Answer to Question #152947 in Calculus for Aysha Siddika

$v(t)=A(1- e^{-t/t_{maxspeed} } )\\$

If $\pmb{t\rightarrow \infty, v(t)\rightarrow A}$

As, $\lim_{t \rightarrow \infty} v(t)=\lim_{t \rightarrow \infty} A(1-e^{-t/t_{maxspeed}})$

$=A-\lim_{t \rightarrow \infty} e^{-t/t_{maxspeed}}=A-0=A$

For $t=0, v(t)=A-A=0$

$\therefore$ It starts with zero velocity.

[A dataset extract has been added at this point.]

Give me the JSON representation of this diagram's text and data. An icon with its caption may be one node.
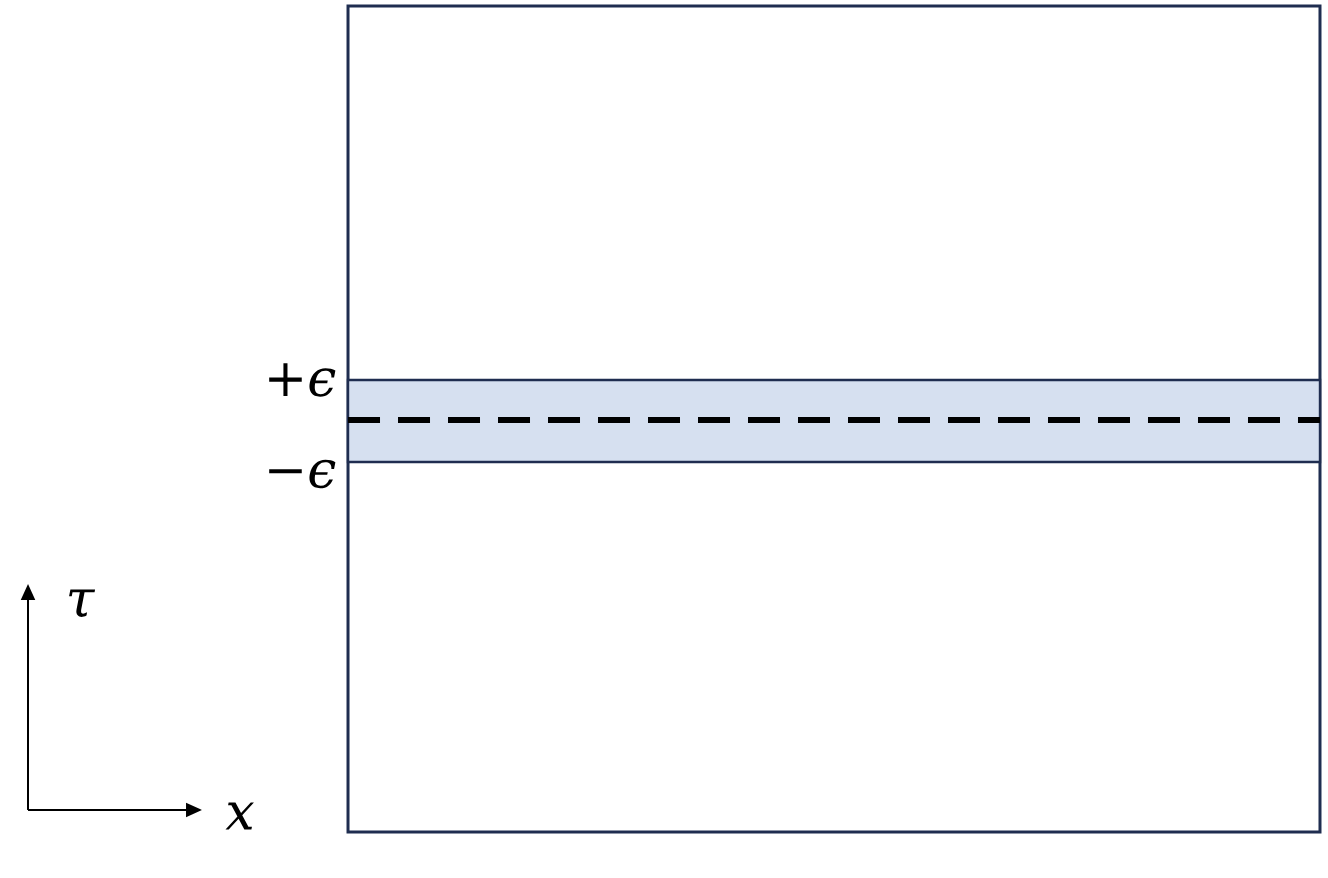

Now, acceleration $a(t)=\frac{dv(t)}{dt}=\frac{A}{t_{maxspeed}}e^{-t/t_{maxspeed} }$

If $\pmb{t\rightarrow \infty, a(t)\rightarrow 0}$

As, $\lim_{t\rightarrow \infty}a(t)=\lim_{t\rightarrow \infty}\frac{A}{t_{maxspeed}}e^{-t/t_{maxspeed} }$

$=\frac{A}{t_{maxspeed}}\times0=0$

Now distance travelled at a time $t,$

$d(t)=\int_{0}^{t}v(t)dt=\int_{0}^{t}A(1- e^{-t/t_{maxspeed} } )dt$

$=At+At_{maxspeed}[e^{-t/t_{maxspeed}}-1]$